Ein Atelier zu haben, das empfand ich zwar in Gedanken gut, aber es erschien mir im Laufe der Zeit zu teuer. Daher war es mir recht, aus meinem Zimmer ein kleines Atelier zu machen. Der Kompromiss war preiswert. Ich konnte meine Bilder malen, und wenn es darum ging, eine große Leinwand zu bemalen, musste ich halt auf den Balkon gehen.

Das Jahr 2013 begann. Im Laufe meiner künstlerischen Tätigkeit lernte ich viele „Alte Denker und Denkerinnen“ kennen, die in ihren Ateliers arbeiteten. Und eine von ihnen war Ulrike, die sogar drei Ateliers ihr Eigen nannte. Ulrike Weiß ließ es sich nicht nehmen, in der hiesigen Kunstszene jeder Zeit im Rampenlicht zu stehen und sich äußerst wichtig zu positionieren.
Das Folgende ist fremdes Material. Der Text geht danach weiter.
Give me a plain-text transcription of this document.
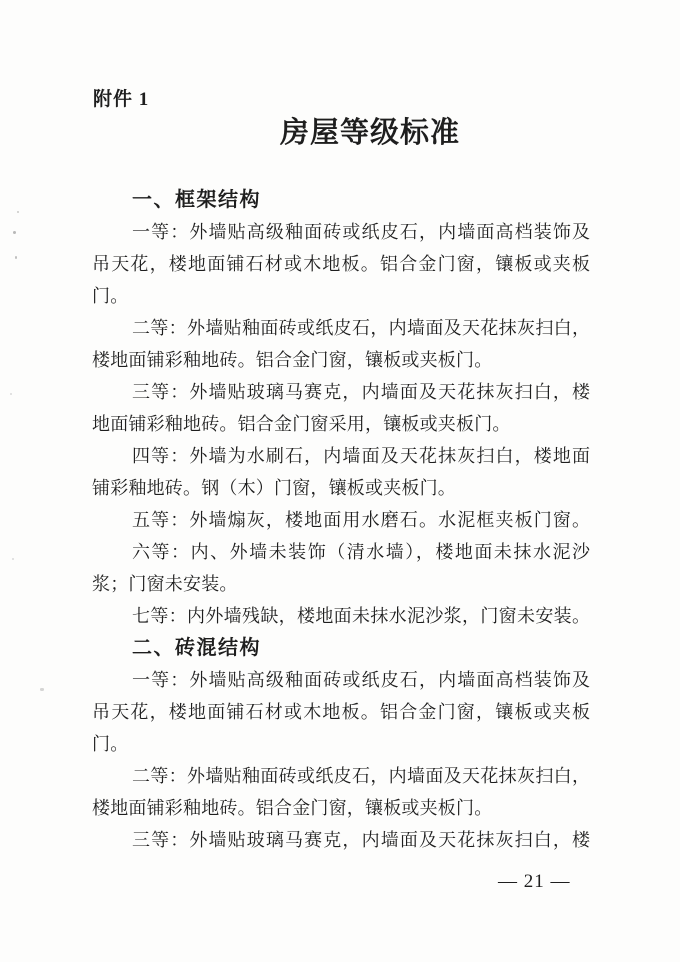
附件 1
房屋等级标准
一、框架结构
一等：外墙贴高级釉面砖或纸皮石，内墙面高档装饰及
吊天花，楼地面铺石材或木地板。铝合金门窗，镶板或夹板
门。
二等：外墙贴釉面砖或纸皮石，内墙面及天花抹灰扫白，
楼地面铺彩釉地砖。铝合金门窗，镶板或夹板门。
三等：外墙贴玻璃马赛克，内墙面及天花抹灰扫白，楼
地面铺彩釉地砖。铝合金门窗采用，镶板或夹板门。
四等：外墙为水刷石，内墙面及天花抹灰扫白，楼地面
铺彩釉地砖。钢（木）门窗，镶板或夹板门。
五等：外墙煽灰，楼地面用水磨石。水泥框夹板门窗。
六等：内、外墙未装饰（清水墙），楼地面未抹水泥沙
浆；门窗未安装。
七等：内外墙残缺，楼地面未抹水泥沙浆，门窗未安装。
二、砖混结构
一等：外墙贴高级釉面砖或纸皮石，内墙面高档装饰及
吊天花，楼地面铺石材或木地板。铝合金门窗，镶板或夹板
门。
二等：外墙贴釉面砖或纸皮石，内墙面及天花抹灰扫白，
楼地面铺彩釉地砖。铝合金门窗，镶板或夹板门。
三等：外墙贴玻璃马赛克，内墙面及天花抹灰扫白，楼
— 21 —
Sie nahm jede Gelegenheit wahr, sich in einer guten Pose darzustellen. Jeden Ausstellungsraum, der ihr angeboten wurde, nahm sie zum Anlass, sich wie eine Schauspielerin aufzuführen und ihr Programm abzuspulen, um die Bilder ihren Gästen zu erläutern. Im Dorfkrug von Marzahn, unweit der schönen Mühle und der Kirche, hörte ich ihre schrille Stimme und sah ihr markantes Lachen. Ich möchte nicht darüber urteilen, aber mir war es etwas suspekt, wie sie ihre Werke vorstellte. Sie konnte keine Minute ruhig stehen, lief ständig hin und her und erzählte von ihren Bildern. Ein paar Gäste waren vor Ort und sahen sich die Bilder an. Andere Denker hielten sich am Büfett auf, und nach kurzer Zeit war Ulrike beim nächsten Bild und erzählte fast ähnlich lautende Erlebnisse aus der Vergangenheit.
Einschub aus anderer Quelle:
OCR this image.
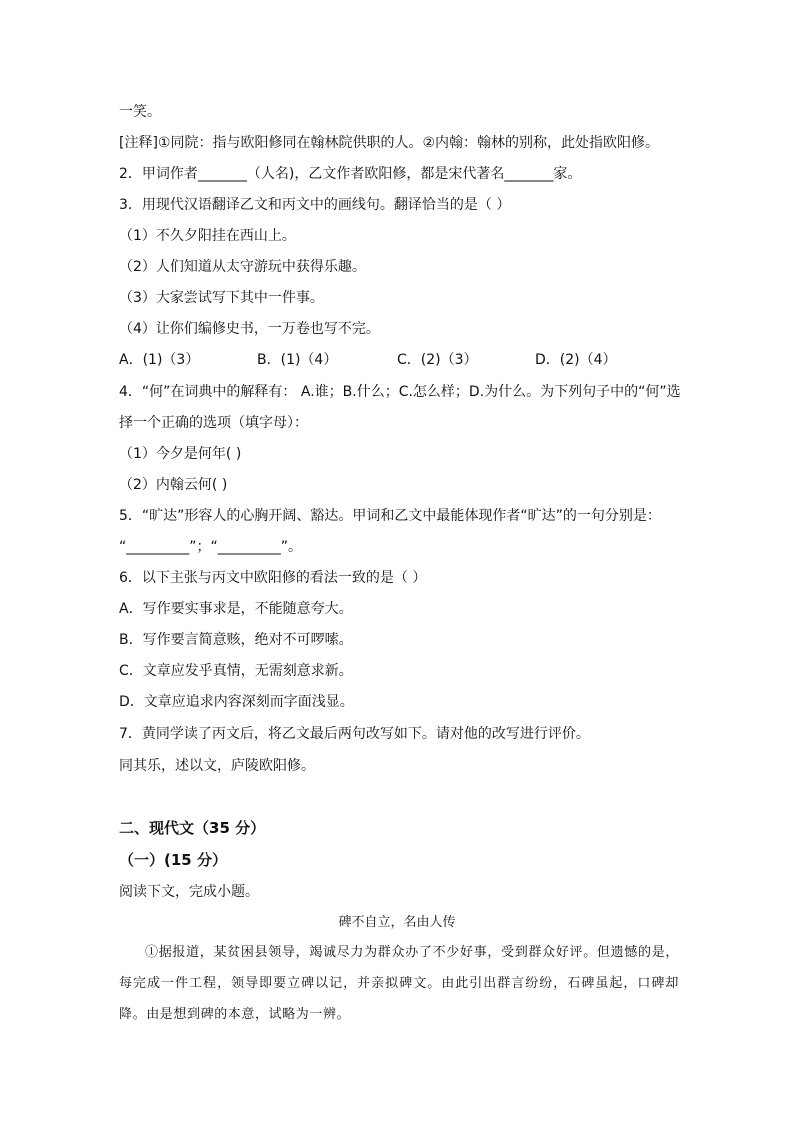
一笑。
[注释]①同院：指与欧阳修同在翰林院供职的人。②内翰：翰林的别称，此处指欧阳修。
2．甲词作者_______（人名)，乙文作者欧阳修，都是宋代著名_______家。
3．用现代汉语翻译乙文和丙文中的画线句。翻译恰当的是（ ）
（1）不久夕阳挂在西山上。
（2）人们知道从太守游玩中获得乐趣。
（3）大家尝试写下其中一件事。
（4）让你们编修史书，一万卷也写不完。
A．(1)（3）	B．(1)（4）	C．(2)（3）	D．(2)（4）
4．“何”在词典中的解释有： A.谁；B.什么；C.怎么样；D.为什么。为下列句子中的“何”选
择一个正确的选项（填字母）：
（1）今夕是何年( )
（2）内翰云何( )
5．“旷达”形容人的心胸开阔、豁达。甲词和乙文中最能体现作者“旷达”的一句分别是：
“_________”；“_________”。
6．以下主张与丙文中欧阳修的看法一致的是（ ）
A．写作要实事求是，不能随意夸大。
B．写作要言简意赅，绝对不可啰嗦。
C．文章应发乎真情，无需刻意求新。
D．文章应追求内容深刻而字面浅显。
7．黄同学读了丙文后，将乙文最后两句改写如下。请对他的改写进行评价。
同其乐，述以文，庐陵欧阳修。
二、现代文（35 分）
（一）(15 分）
阅读下文，完成小题。
碑不自立，名由人传
①据报道，某贫困县领导，竭诚尽力为群众办了不少好事，受到群众好评。但遗憾的是，每完成一件工程，领导即要立碑以记，并亲拟碑文。由此引出群言纷纷，石碑虽起，口碑却降。由是想到碑的本意，试略为一辨。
Ich hielt es nicht lang aus, musste flüchten, zog mich ebenfalls ans Büfett zurück und trank ein Glas Wasser. Gerechterweise muss ich hier schreiben, haben mir ihre Bilder gefallen. Ihr Stil war comichaft mit warmen Farben. Das gefiel mir wirklich. Das plastische Malen hatte Gewicht. Ich sah, wie geschickt sie die Figuren malte. Die Motive sprachen mich sofort an. Sie machten mich auf weitere Bilder neugierig. Ich konnte verstehen, dass so mancher „Alte Denker“ ein Bild erwarb.